The expert panel
A moderator and a handful of specialists. Each persona has its own system prompt, its own lane, and access to the same institutional memory. The moderator decides who to call into the conversation.
Why a panel, not a chatbot
Cyber risk is a cross-functional problem: a single vulnerability can have privacy consequences, vendor consequences, and insurance consequences. A single generic chatbot either reasons shallowly across all of them or hyper-focuses on one. Draxis splits the reasoning across specialists and then synthesises the answer.
Personas
| Persona | Domain | Calls |
|---|---|---|
| AI vCISO | Prioritisation, narrative, board-level framing. | Moderator. Decides which specialists to invoke. |
| Privacy expert | GDPR, CCPA, HIPAA, DORA, NIS2. | When data-handling, breach, or consent is at stake. |
| TPRM expert | Vendor assessment, blast radius, continuous monitoring. | When the answer depends on a third party. |
| Cyber insurance | Coverage, exclusions, carrier posture. | When financial transfer is on the table. |
Session lifecycle
- Tenant user opens the panel chat and asks a question.
POST /api/panel-sessionscreates a session; each panel session is its own audit-logged conversation.- The moderator reads the question against the tenant’s current KRIs, risks, and institutional memory.
- It invokes one or more specialists; each gets a tightly-scoped system prompt.
- The synthesis step produces a single, coherent reply with a rationale.
- The full transcript and synthesis rationale are persisted. The tenant can end the session with
POST /api/panel-sessions/<id>/end, which freezes the conversation and writes it to institutional memory.
Institutional memory
Institutional memory is the tenant’s long-term knowledge base — things the panel has learned about the org over time. It is distinct from a single session’s context; memory persists across sessions.
- Facts written to
institutional_knowledge(structured key/value with a source citation). - Documents uploaded to
institutional_documents(PDFs, reports, policies). - Ended panel sessions whose synthesis the panel judged worth remembering.
Every LLM call starts by reading the relevant slice of institutional memory into the system prompt.
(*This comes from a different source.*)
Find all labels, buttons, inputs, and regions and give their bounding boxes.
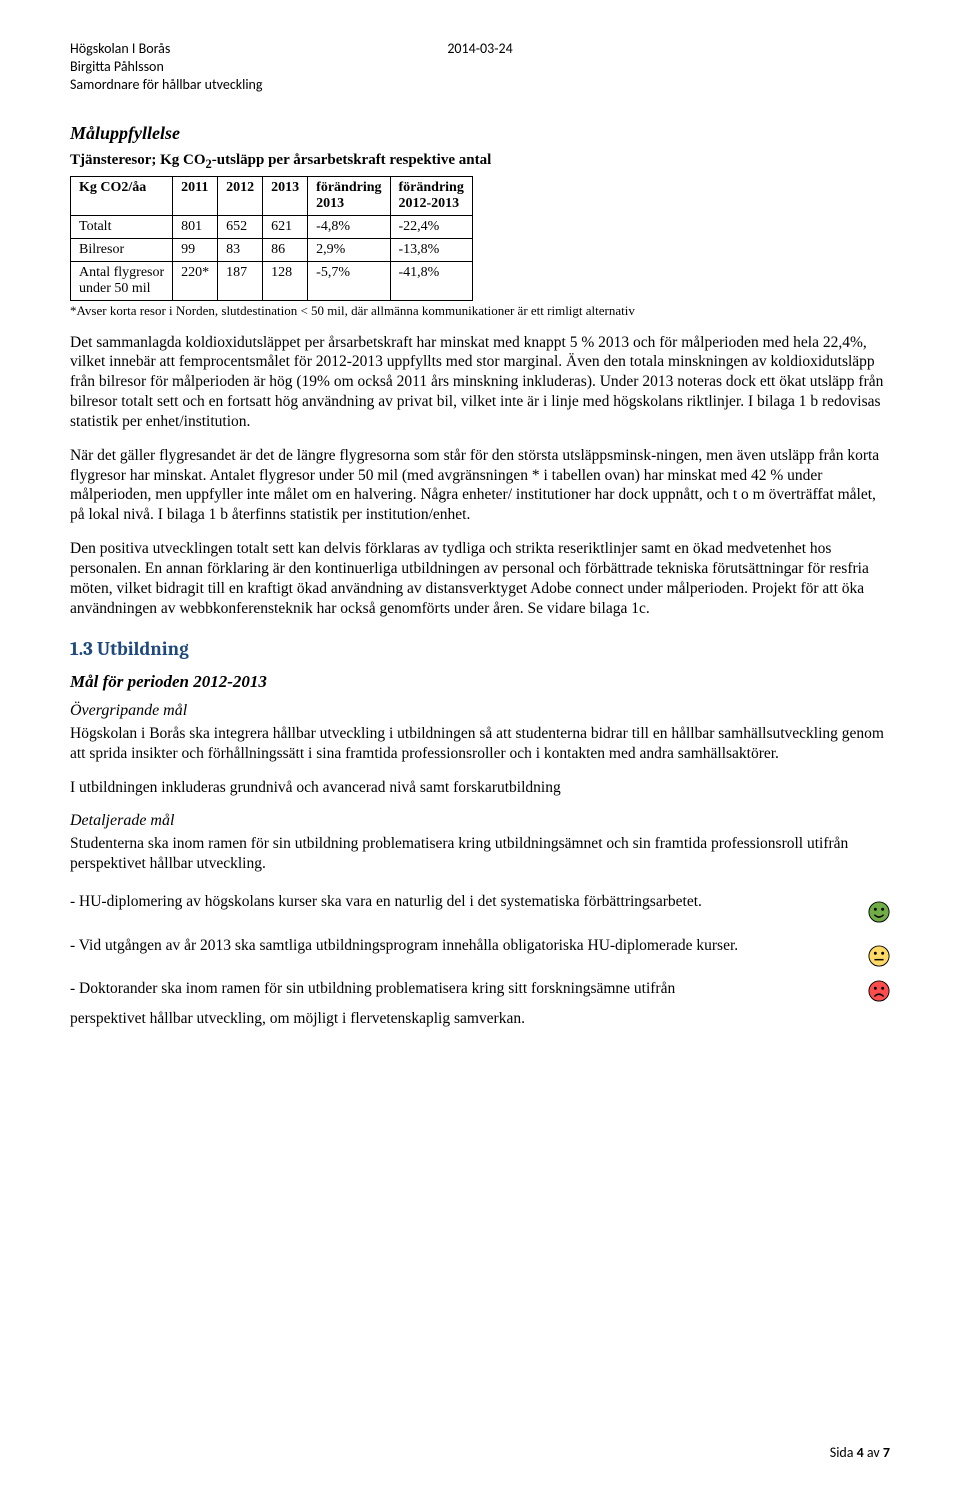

Privacy-sensitive facts can be marked confidentiality=restricted, which excludes them from shared panel contexts.
API
GET /api/personas— list personas.POST /api/panel-sessions— create a session.POST /api/panel-sessions/<id>/messages— post a message.POST /api/panel-sessions/<id>/synthesize— force a synthesis.GET /api/panel-sessions/<id>/transcript— full transcript.GET /api/panel-sessions/<id>/audit— decisions + rationales.
Observability
Every LLM call in the panel is traced through Langfuse with a session-scoped trace ID. The in-app audit view links each synthesis to the underlying specialist calls so you can see exactly what each expert said and how the moderator composed the reply.